In January, 2018, a chair of data sciences was opened at the Collège de France by Stéphane Mallat, French researcher who had worked out in 1987 an algorithm at the origin of the future JPEG2000 format before creating a start-up producing chips for TV which allowed to improve the resolution of the image (production of a high-resolution image from a standard signal), after which he interested himself in deep-learning algorithm for problems connected to the automatic recognition of images.
In an interview for the newspaper La recherche1, he explains the reasons of the creation of his chair at the Collège de France and gives indications onto the contents of the classes he gives.
For him, it was important that the name of chair was ” Data Sciences ” with the plural form because it is a multidisciplinary field of research. Indeed, although the used tools are always the same (applied mathematics, IT mathematics and IA, information theory etc.), the handled sets of data concern any sorts of sciences (physics, biology, cognitive sciences, economy, social sciences, etc.). Yet each of these sciences have their own approach to the problem of big data, what makes it a massively multidisciplinary domain. Moreover, Stéphane Mallat supports that the emergence of this discipline is not due to a scientific necessity, but rather to a social and university pressure, because these methods are deeply revolutionizing our societies (like chairs of computer science were imperative in universities, fifty years earlier). In fact, the actual pressure is such as Stéphane Mallat works at present on the opening of another chair of data sciences at the Ecole Normale Supérieure (a French school to form searchers). As a result, and as the domain just begins to crystallize, the main objective of his chair at the Collège de France will be to create a common vocabulary for all the concerned scientific disciplines, to describe problems connected to large-dimension data. In other words, to put the bases of this new science by creating a new vocabulary.

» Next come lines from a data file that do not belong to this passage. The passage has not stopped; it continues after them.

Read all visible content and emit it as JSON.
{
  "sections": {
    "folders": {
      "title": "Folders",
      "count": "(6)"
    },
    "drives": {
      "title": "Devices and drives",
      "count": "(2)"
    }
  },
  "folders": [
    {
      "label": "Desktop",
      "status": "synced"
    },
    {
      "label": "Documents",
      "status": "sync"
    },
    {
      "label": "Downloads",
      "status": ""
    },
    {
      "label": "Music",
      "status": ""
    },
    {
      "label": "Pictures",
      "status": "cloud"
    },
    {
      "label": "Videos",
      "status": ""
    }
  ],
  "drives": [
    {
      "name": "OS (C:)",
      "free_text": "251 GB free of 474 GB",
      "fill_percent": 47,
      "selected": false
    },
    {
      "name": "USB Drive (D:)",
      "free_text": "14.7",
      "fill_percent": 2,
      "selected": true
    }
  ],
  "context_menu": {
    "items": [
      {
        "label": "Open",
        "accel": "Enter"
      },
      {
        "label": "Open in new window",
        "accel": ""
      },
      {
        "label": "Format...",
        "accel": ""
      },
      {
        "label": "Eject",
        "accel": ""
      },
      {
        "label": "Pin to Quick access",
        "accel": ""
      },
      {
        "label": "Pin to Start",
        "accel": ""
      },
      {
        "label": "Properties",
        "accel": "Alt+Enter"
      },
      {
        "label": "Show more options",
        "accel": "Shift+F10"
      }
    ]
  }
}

Historically, if we want to understand where from comes this emergent domain, it is because of the accumulation of the data and the increase of the computing power that the applied math and the computer science met to give birth to machine learning. Because historically, we were first capable of storing a large amount of data, before knowing what we could do with it. Globally, the data sciences are used to reach two types of objectives: the modelling of a set of data (to generate new data, compress data, reconstruct or improve the quality of an image etc.) and the prediction (which consists in giving meaning to a set of data). At present, deep learning techniques work well for these uses, but we fail to understand why. Thus it is a whole domain of research to understand this, in order to make them more reliable for critical applications such as medical diagnosis or autonomous cars. Other areas of research concern the reduction of the number of dimensions of the problems by discovering and using multi-scales hierarchies (observation of the data with various scales) and symmetries (invariances) in the handled set of data.
And because we have on one hand data warehouses and on the other hand quite an arsenal of applied math to use, one of the distinctive characteristics of this domain is that it is at the same time theoretical and experimental. It is indeed, according to Stéphane Mallat, from empirical approaches and remarkable intuitions of several researchers and engineers that were born the recent and sudden progress we know in the techniques of visual and vocal recognition, machine translation or still in Go and chess games. And it is for him the experimental search in this domain which brings to the foreground new mathematical problems; and that is why this correspondence between math and application is at the heart of his classes.